Jan/Feb 2007  •   Reviews & Interviews

What It Means To Be Foreign

Review by Niranjana Iyer


Trespass.
Valerie Martin.
Nan A. Talese. 2007. 288 pp.
ISBN 0385515456.


Let no one ever question the value of literary prizes again. Like many, I heard of Valerie Martin when her superb novel Property won the Orange Prize in 2003. Property provides a sensitive look at the slave owner's mind while further reinforcing the horror and shame of the institution of slavery; I can think of few more challenging tasks for a writer.

Martin's new novel Trespass showcases all that made Property such a compelling read—a taut plotline, immaculate prose, masterly changes of perspective, and perhaps most vitally, the author's gift for delving deep into her character's lives to reveal how the seemingly trivial can reflect the issues of our times. Trespass examines the question of immigration, and this complex issue is well-served by Martin's delicate yet insistent probing of one American family's experience with foreigners and foreignness.

The Dales—husband Brandon, a professor of history, wife Chloe, an illustrator, and their son Toby, a student at NYU—are a close-knit family who hold each other in genuine respect and affection. They are comfortably well-off, and live in a beautiful house in a wooded property in the Catskills. Waiting at the edges of their idyllic lives, however, are the interlopers. Toby's new girlfriend is a Croatian immigrant named Salome Drago whom Chloe finds aggressive, unnervingly intelligent, and rude; a trespasser, as it were, in the world of polite niceties the Dales inhabit.

Martin imbues Chloe's first meeting with Salome with a wonderful tension, centered around what Chloe feels versus what she is allowed (and allows herself) to show. Chloe has always considered herself a tolerant liberal (in the dictionary as well as political sense), but must now ponder whether her antipathy towards Salome is more than normal maternal possessiveness; would she be more accepting if Salome was less foreign? Meanwhile, to add to her worries, a poacher—who just happens to be an immigrant of undetermined origin—is wandering around the Dales' property with a rifle.

Reading Trespass is often akin to being aboard a boat on a very stormy sea; the ground beneath one's feet pitches away every few pages. When the narrative is vocalized in Chloe's voice, we feel for this obviously well-meaning lady, who is, after all, motivated by her desire for son's happiness. Then a flick of the narrative switch, and behold! We see Salome, lacking both assurance and polish (those by-products of a privileged upbringing), facing open hostility from a woman with an enormous sense of entitlement. Trespass is narrated in the voices of the three Dales, and Martin delights in making us re-examine our opinions just as our sympathies settle. As for the poacher: this symbol of egregious trespass is perhaps motivated by hunger rather than greed; as a newcomer to America, he could merely be confused as to why the abundant game in the land around him is forbidden for his consumption.

Weaving through the story of the Dales is another, italicized narrative, by an (initially) unidentified woman.

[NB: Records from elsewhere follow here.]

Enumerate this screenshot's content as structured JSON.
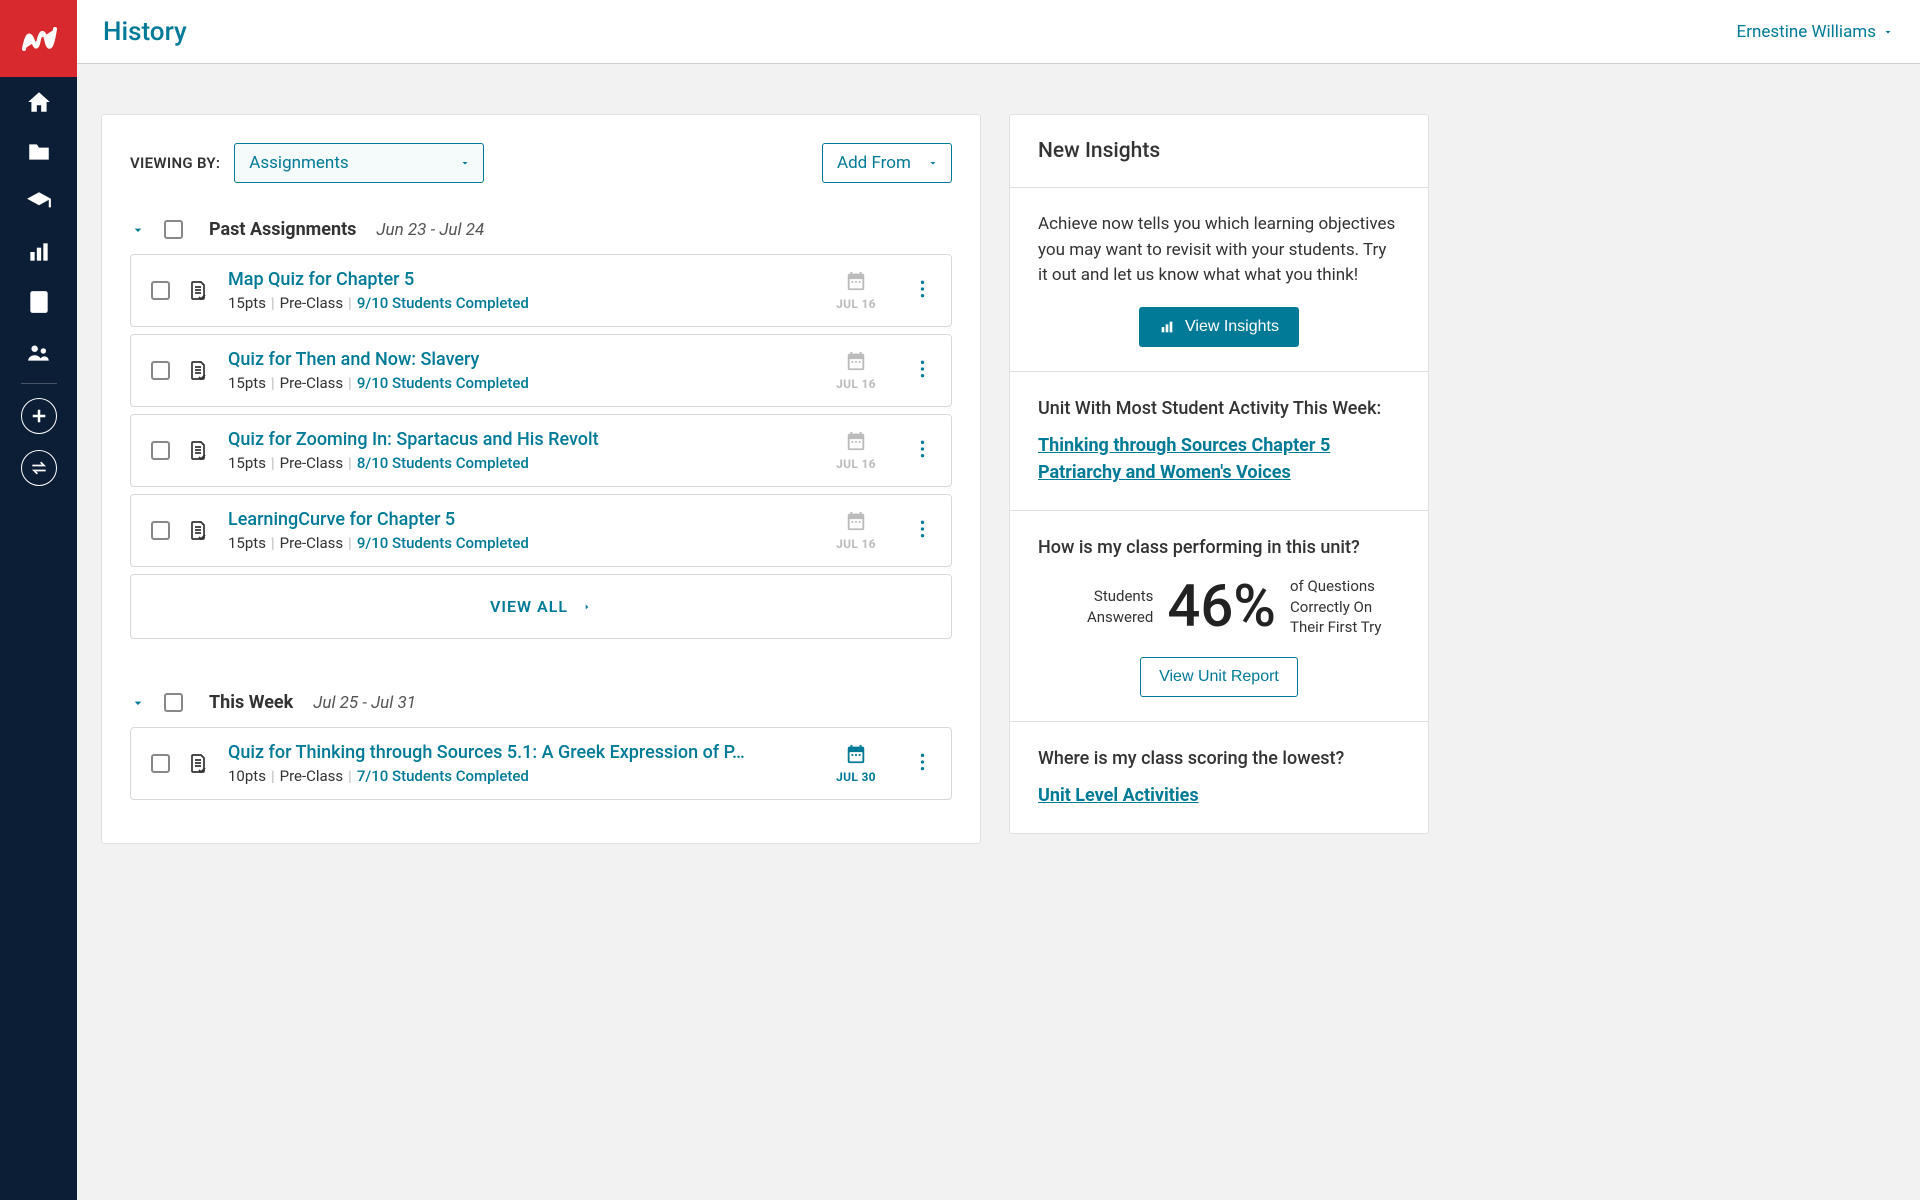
{
  "header": {
    "title": "History",
    "user": "Ernestine Williams"
  },
  "toolbar": {
    "viewing_by_label": "VIEWING BY:",
    "viewing_by_value": "Assignments",
    "add_from_label": "Add From"
  },
  "sections": {
    "past": {
      "title": "Past Assignments",
      "range": "Jun 23 - Jul 24",
      "items": [
        {
          "title": "Map Quiz for Chapter 5",
          "points": "15pts",
          "tag": "Pre-Class",
          "completed": "9/10 Students Completed",
          "due": "JUL 16",
          "accent": false
        },
        {
          "title": "Quiz for Then and Now: Slavery",
          "points": "15pts",
          "tag": "Pre-Class",
          "completed": "9/10 Students Completed",
          "due": "JUL 16",
          "accent": false
        },
        {
          "title": "Quiz for Zooming In: Spartacus and His Revolt",
          "points": "15pts",
          "tag": "Pre-Class",
          "completed": "8/10 Students Completed",
          "due": "JUL 16",
          "accent": false
        },
        {
          "title": "LearningCurve for Chapter 5",
          "points": "15pts",
          "tag": "Pre-Class",
          "completed": "9/10 Students Completed",
          "due": "JUL 16",
          "accent": false
        }
      ],
      "view_all": "VIEW ALL"
    },
    "week": {
      "title": "This Week",
      "range": "Jul 25 - Jul 31",
      "items": [
        {
          "title": "Quiz for Thinking through Sources 5.1: A Greek Expression of P…",
          "points": "10pts",
          "tag": "Pre-Class",
          "completed": "7/10 Students Completed",
          "due": "JUL 30",
          "accent": true
        }
      ]
    }
  },
  "insights": {
    "heading": "New Insights",
    "intro": "Achieve now tells you which learning objectives you may want to revisit with your students. Try it out and let us know what what you think!",
    "view_insights": "View Insights",
    "activity_title": "Unit With Most Student Activity This Week:",
    "activity_link": "Thinking through Sources Chapter 5 Patriarchy and Women's Voices",
    "perf_title": "How is my class performing in this unit?",
    "perf_left": "Students Answered",
    "perf_pct": "46%",
    "perf_right": "of Questions Correctly On Their First Try",
    "unit_report": "View Unit Report",
    "lowest_title": "Where is my class scoring the lowest?",
    "lowest_link": "Unit Level Activities"
  }
}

This tale, set in the Balkans, describes the events that occurred when people who'd been neighbors for centuries suddenly woke up to each other's foreignness.

Rape—the ultimate act of trespass upon a human being—was one of the most widely-used "weapons" in the Serbo-Croatian war. Martin describes these accounts with unflinching clarity, and the result is all the more chilling for being so levelly articulated. The two narrative threads converge when the woman's identity is revealed.

Meanwhile, back in America, preparations for the invasion of Iraq are underway. Martin juxtaposes the joyful beating of the drums of war by the Bush administration against the narrative of the Serbo-Croatian conflict, showing the reality of rape and murder that talk of "shock and awe" glosses over. While America's invasion of with Iraq is clearly an act of trespass in Martin's eyes, there are no easy equivalences in this layered, fiercely intelligent novel. Trespass makes us reconsider the traditional alignment of right and wrong with trespassed-upon and trespasser respectively. For even as Martin shifts perspectives, she shifts our paradigms—as the best writing always does.